Still sitzen nicht erlaubt

25
Jun
2019

Mitsingen, mitswingen und mittanzen – beim furiosen Start der Open-Air-Reihe „abendlicht“ des Kulkturamts Haßfurt live am Donnerstagabend war allles erlaubt, nur nicht still sitzen.

Mitsingen, mitswingen und mittanzen – beim furiosen Start der Open-Air-Reihe „abend.licht“ des Kulturamts Haßfurt live am Donnerstagabend war alles erlaubt, nur nicht stillzusitzen. Denn die Band „The Wonderfrolleins machte wieder einmal Party im Rathausinnenhof und auf dem Platz vor der Stadthalle. Für gute Laune sorgte natürlich auch der laue Sommerabend, an dem spezielle sommerliche Getränke und leckere Gaumenfreuden serviert wurden.

Seit einigen Jahren lädt das Kulturamt Haßfurt live zum Abschluss der Saison zu drei Open-Air Konzerten ein, bei denen der Eintritt frei ist. Und alljährlich ist der Zulauf riesig. Denn es laden nicht nur begeisternde Bands zum Zuhören und Tanzen ein. Auch das sommerliche Flair der Veranstaltungen und die Lichtershow am Abend faszinieren regelmäßig Jung und Alt. Stimmungsvoller kann man nicht in den Sommer starten!

Auch heuer heizten die Wonderfrolleins Andrea Paredes Montes (Leadgesang, Gitarre), Lexi Rumpel (Bass, Gesang) und Isabelle Bodenseh (Querflöte, Melodika, Percussion, Gesang) sowie Rainer Rumpel alias Don Giorgio am Schlagzeug den gut 800 Gästen wieder mächtig ein. Zwar ist die Zeit des Petticoats und des Rock ‚n‘ Roll längst vorbei, doch die Wonderfrolleins ließen sie wieder mit einem musikalischen Feuerwerk aufleben. „Endlich sind wir wieder in Haßfurt und wir werden eine Super-Stimmung machen“ hieß Andrea Paredes Montes das Publikum willkommen, die charmant durch den Abend führte. Mit unvergessenen Hits aus den 1950er und 1960er Jahren rissen die Wonderfrolleins die Gäste mit, die sich nicht lange zum Tanz bitten ließen und die ganze Nacht über rockten. Sie sangen lauthals „Schuld war nur der Bossa Nova“, tanzten zum einzigen Sirtaki des Abends „Ein Schiff wird kommen“, schwangen begeistert die Hüften und ihre Petticoats zu „Let’s twist again“ und schunkelten freudig zu „That’s Amore“. Weitere Hits und Schlager, von „Rote Lippen soll man küssen“ über „Schöner fremder Mann“ bis hin zu „Liebeskummer lohnt sich nicht“, „Marina“, „Heißer Sand“, „Let’s have a Party“, „Memorys of Heidelberg“ oder „Volare“, folgten und versprühten den Charme vergangener Tage. Während Andrea mit ihrer ausdrucksstarken Stimme und ihrem Temperament begeisterte, Lexi groovende Basslinien beisteuerte und Don Giorgio mit flotten Rhythmen am Schlagzeug aufwartete, faszinierte Isabelle mit ihren Soli an der Querflöte und Melodika. Von Anfang war herrschte eine fröhliche Stimmung auf dem Platz, der mit wechselnden Lichtspielen beleuchtet wurde. Zwei, drei Tropfen Regen am Beginn sorgten schließlich selbst für einen strahlenden Regenbogen über der Szenerie, um schließlich der heißen Atmosphäre zu weichen.

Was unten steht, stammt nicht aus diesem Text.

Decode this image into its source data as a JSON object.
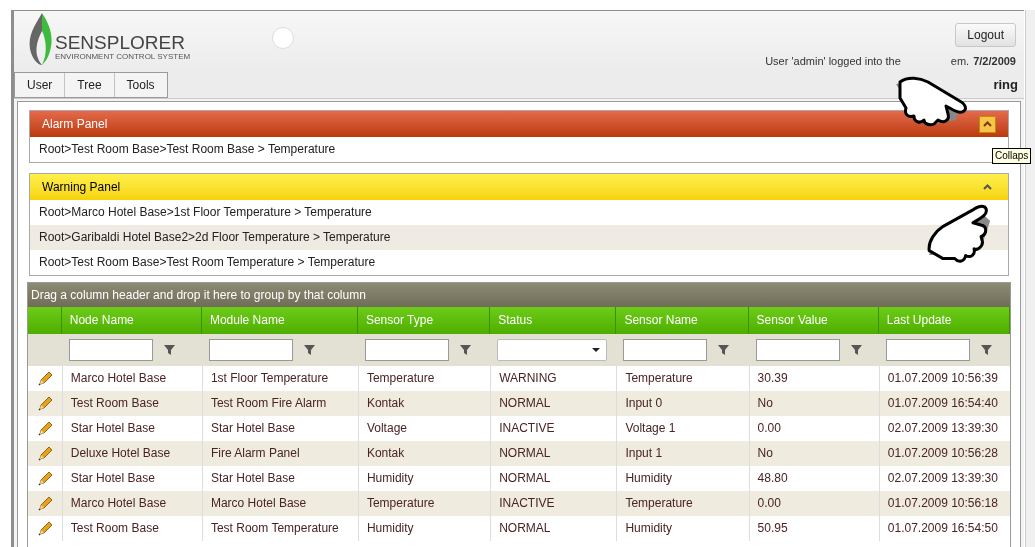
{
  "header": {
    "logo_title": "SENSPLORER",
    "logo_subtitle": "ENVIRONMENT CONTROL SYSTEM",
    "logout": "Logout",
    "login_text": "User 'admin' logged into the",
    "login_text_tail": "em.",
    "login_date": "7/2/2009"
  },
  "menu": {
    "items": [
      {
        "label": "User"
      },
      {
        "label": "Tree"
      },
      {
        "label": "Tools"
      }
    ],
    "page_title": "ring"
  },
  "alarm_panel": {
    "title": "Alarm Panel",
    "expanded": true,
    "rows": [
      "Root>Test Room Base>Test Room Base > Temperature"
    ],
    "tooltip": "Collaps"
  },
  "warning_panel": {
    "title": "Warning Panel",
    "expanded": true,
    "rows": [
      "Root>Marco Hotel Base>1st Floor Temperature > Temperature",
      "Root>Garibaldi Hotel Base2>2d Floor Temperature > Temperature",
      "Root>Test Room Base>Test Room Temperature > Temperature"
    ]
  },
  "grid": {
    "group_hint": "Drag a column header and drop it here to group by that column",
    "columns": [
      {
        "label": "Node Name",
        "kind": "text"
      },
      {
        "label": "Module Name",
        "kind": "text"
      },
      {
        "label": "Sensor Type",
        "kind": "text"
      },
      {
        "label": "Status",
        "kind": "dropdown"
      },
      {
        "label": "Sensor Name",
        "kind": "text"
      },
      {
        "label": "Sensor Value",
        "kind": "text"
      },
      {
        "label": "Last Update",
        "kind": "text"
      }
    ],
    "rows": [
      [
        "Marco Hotel Base",
        "1st Floor Temperature",
        "Temperature",
        "WARNING",
        "Temperature",
        "30.39",
        "01.07.2009 10:56:39"
      ],
      [
        "Test Room Base",
        "Test Room Fire Alarm",
        "Kontak",
        "NORMAL",
        "Input 0",
        "No",
        "01.07.2009 16:54:40"
      ],
      [
        "Star Hotel Base",
        "Star Hotel Base",
        "Voltage",
        "INACTIVE",
        "Voltage 1",
        "0.00",
        "02.07.2009 13:39:30"
      ],
      [
        "Deluxe Hotel Base",
        "Fire Alarm Panel",
        "Kontak",
        "NORMAL",
        "Input 1",
        "No",
        "01.07.2009 10:56:28"
      ],
      [
        "Star Hotel Base",
        "Star Hotel Base",
        "Humidity",
        "NORMAL",
        "Humidity",
        "48.80",
        "02.07.2009 13:39:30"
      ],
      [
        "Marco Hotel Base",
        "Marco Hotel Base",
        "Temperature",
        "INACTIVE",
        "Temperature",
        "0.00",
        "01.07.2009 10:56:18"
      ],
      [
        "Test Room Base",
        "Test Room Temperature",
        "Humidity",
        "NORMAL",
        "Humidity",
        "50.95",
        "01.07.2009 16:54:50"
      ]
    ]
  }
}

„Das ist eine gigantische Veranstaltung“, schwärmte Sonja Schrüpfer, die mit ihrem Mann und Freunden aus Wimmelbach bei Forchheim angereist war. „Die Leute gehen alle voll mit der Musik mit und jede Altersgruppe, vom Kleinkind bis zur Uroma, ist vertreten“, so die begeisterte Zuhörerin, die besonders von den Wonderfrolleins fasziniert war und zudem das romantische Ambiente lobte. Auch Christina Düring aus Sand fand das Open-Air-Konzert sehr schön. „Das ist mal eine andere Musik und alle sind gut drauf und tanzen voller Freude“, so ihr Fazit. Irmgard Schlereth aus Hammelburg war bereits zum zweiten Mal zu Gast und betonte: „Ich komme immer wieder gerne hierher, wenn die Wonderfrolleins auftreten, denn sie sind erfrischend, machen eine tolle Stimmung und spielen genau meine Musik!“

Am heutigen Samstag ab 20 Uhr spielt zum Abschluss die Band „Souled Out“ Rock- und Soul-Klassiker.